A white-tailed deer in the Connecticut woods. (Photo by Paul J. Fusco, CT DEEP Wildlife Division)

And September and October represent the peak of the breeding season for Connecticut’s small but expanding moose population in the northern part of the state, according to a Connecticut Department of Energy and Environmental Protection (DEEP) release.

“During 2013, approximately 7,300 deer were killed in the state due to collisions with vehicles,” said Rick Jacobson, director of the DEEP Wildlife Division.

“A total of 25 moose-vehicle accidents have been reported in Connecticut between 1995 and 2014, with an average of two per year since 2002,” Jacobson said. “Moose-vehicle accidents are expected to increase as the moose population expands.”

All deer and moose vehicle collisions should be reported to local, state or DEEP environmental conservation police officers at 860-424-3333.

 

Be aware, drive defensively

Drivers should be aware and heed “Deer Crossing” signs erected by highway departments. Motorists are advised to slow down and drive defensively should a deer or moose be spotted on or by the road.

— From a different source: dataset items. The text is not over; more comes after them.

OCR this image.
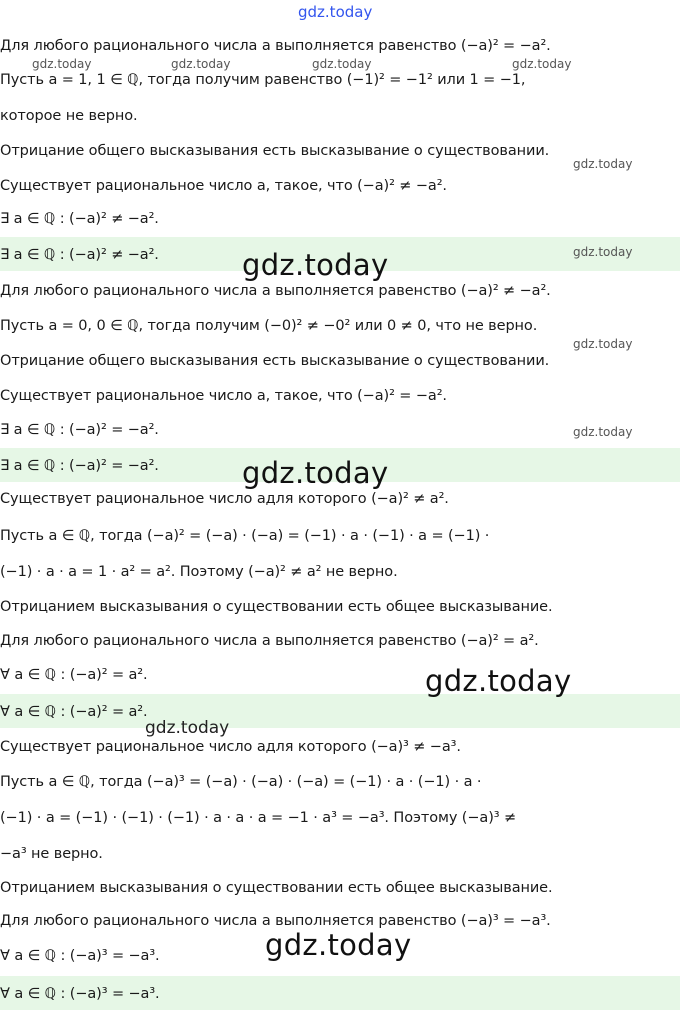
Для любого рационального числа a выполняется равенство (−a)² = −a².
Пусть a = 1, 1 ∈ ℚ, тогда получим равенство (−1)² = −1² или 1 = −1,
которое не верно.
Отрицание общего высказывания есть высказывание о существовании.
Существует рациональное число a, такое, что (−a)² ≠ −a².
∃ a ∈ ℚ : (−a)² ≠ −a².
∃ a ∈ ℚ : (−a)² ≠ −a².
Для любого рационального числа a выполняется равенство (−a)² ≠ −a².
Пусть a = 0, 0 ∈ ℚ, тогда получим (−0)² ≠ −0² или 0 ≠ 0, что не верно.
Отрицание общего высказывания есть высказывание о существовании.
Существует рациональное число a, такое, что (−a)² = −a².
∃ a ∈ ℚ : (−a)² = −a².
∃ a ∈ ℚ : (−a)² = −a².
Существует рациональное число aдля которого (−a)² ≠ a².
Пусть a ∈ ℚ, тогда (−a)² = (−a) · (−a) = (−1) · a · (−1) · a = (−1) ·
(−1) · a · a = 1 · a² = a². Поэтому (−a)² ≠ a² не верно.
Отрицанием высказывания о существовании есть общее высказывание.
Для любого рационального числа a выполняется равенство (−a)² = a².
∀ a ∈ ℚ : (−a)² = a².
∀ a ∈ ℚ : (−a)² = a².
Существует рациональное число aдля которого (−a)³ ≠ −a³.
Пусть a ∈ ℚ, тогда (−a)³ = (−a) · (−a) · (−a) = (−1) · a · (−1) · a ·
(−1) · a = (−1) · (−1) · (−1) · a · a · a = −1 · a³ = −a³. Поэтому (−a)³ ≠
−a³ не верно.
Отрицанием высказывания о существовании есть общее высказывание.
Для любого рационального числа a выполняется равенство (−a)³ = −a³.
∀ a ∈ ℚ : (−a)³ = −a³.
∀ a ∈ ℚ : (−a)³ = −a³.
gdz.today
gdz.today	gdz.today	gdz.today	gdz.today
gdz.today
gdz.today
gdz.today
gdz.today
gdz.today
gdz.today
gdz.today
gdz.today
gdz.today
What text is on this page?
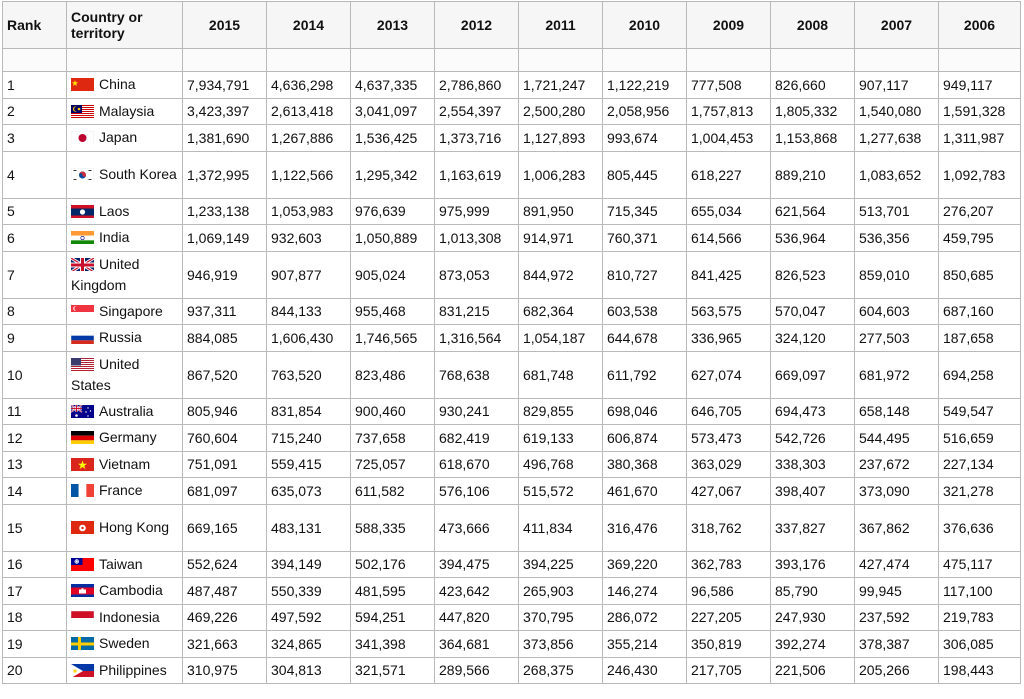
Rank	Country or territory	2015	2014	2013	2012	2011	2010	2009	2008	2007	2006

1	China	7,934,791	4,636,298	4,637,335	2,786,860	1,721,247	1,122,219	777,508	826,660	907,117	949,117
2	Malaysia	3,423,397	2,613,418	3,041,097	2,554,397	2,500,280	2,058,956	1,757,813	1,805,332	1,540,080	1,591,328
3	Japan	1,381,690	1,267,886	1,536,425	1,373,716	1,127,893	993,674	1,004,453	1,153,868	1,277,638	1,311,987
4	South Korea	1,372,995	1,122,566	1,295,342	1,163,619	1,006,283	805,445	618,227	889,210	1,083,652	1,092,783
5	Laos	1,233,138	1,053,983	976,639	975,999	891,950	715,345	655,034	621,564	513,701	276,207
6	India	1,069,149	932,603	1,050,889	1,013,308	914,971	760,371	614,566	536,964	536,356	459,795
7	United Kingdom	946,919	907,877	905,024	873,053	844,972	810,727	841,425	826,523	859,010	850,685
8	Singapore	937,311	844,133	955,468	831,215	682,364	603,538	563,575	570,047	604,603	687,160
9	Russia	884,085	1,606,430	1,746,565	1,316,564	1,054,187	644,678	336,965	324,120	277,503	187,658
10	United States	867,520	763,520	823,486	768,638	681,748	611,792	627,074	669,097	681,972	694,258
11	Australia	805,946	831,854	900,460	930,241	829,855	698,046	646,705	694,473	658,148	549,547
12	Germany	760,604	715,240	737,658	682,419	619,133	606,874	573,473	542,726	544,495	516,659
13	Vietnam	751,091	559,415	725,057	618,670	496,768	380,368	363,029	338,303	237,672	227,134
14	France	681,097	635,073	611,582	576,106	515,572	461,670	427,067	398,407	373,090	321,278
15	Hong Kong	669,165	483,131	588,335	473,666	411,834	316,476	318,762	337,827	367,862	376,636
16	Taiwan	552,624	394,149	502,176	394,475	394,225	369,220	362,783	393,176	427,474	475,117
17	Cambodia	487,487	550,339	481,595	423,642	265,903	146,274	96,586	85,790	99,945	117,100
18	Indonesia	469,226	497,592	594,251	447,820	370,795	286,072	227,205	247,930	237,592	219,783
19	Sweden	321,663	324,865	341,398	364,681	373,856	355,214	350,819	392,274	378,387	306,085
20	Philippines	310,975	304,813	321,571	289,566	268,375	246,430	217,705	221,506	205,266	198,443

Shelton-StateDeepLogoBecause moose are darker in color and stand much higher than deer, observing reflective eye-shine from headlights is infrequent and, when struck, moose often end up impacting the windshield of vehicles.

Most of Connecticut is not considered ideal habitat for moose because the state’s landscape is fragmented, roadways have high traffic volume, and moose have large home ranges (about 10 to 15 square miles).

 

Moose have been seen in region

Moose venturing into southern Connecticut, with high population density, road networks and traffic volumes, pose an increased potential for human fatalities from accidents as compared to deer-vehicle accidents. Moose have been sited in towns near Shelton in recent years, including Monroe and Trumbull.

Residents throughout the state are encouraged to report moose sightings on the DEEP website at www.ct.gov/deep/wildlife.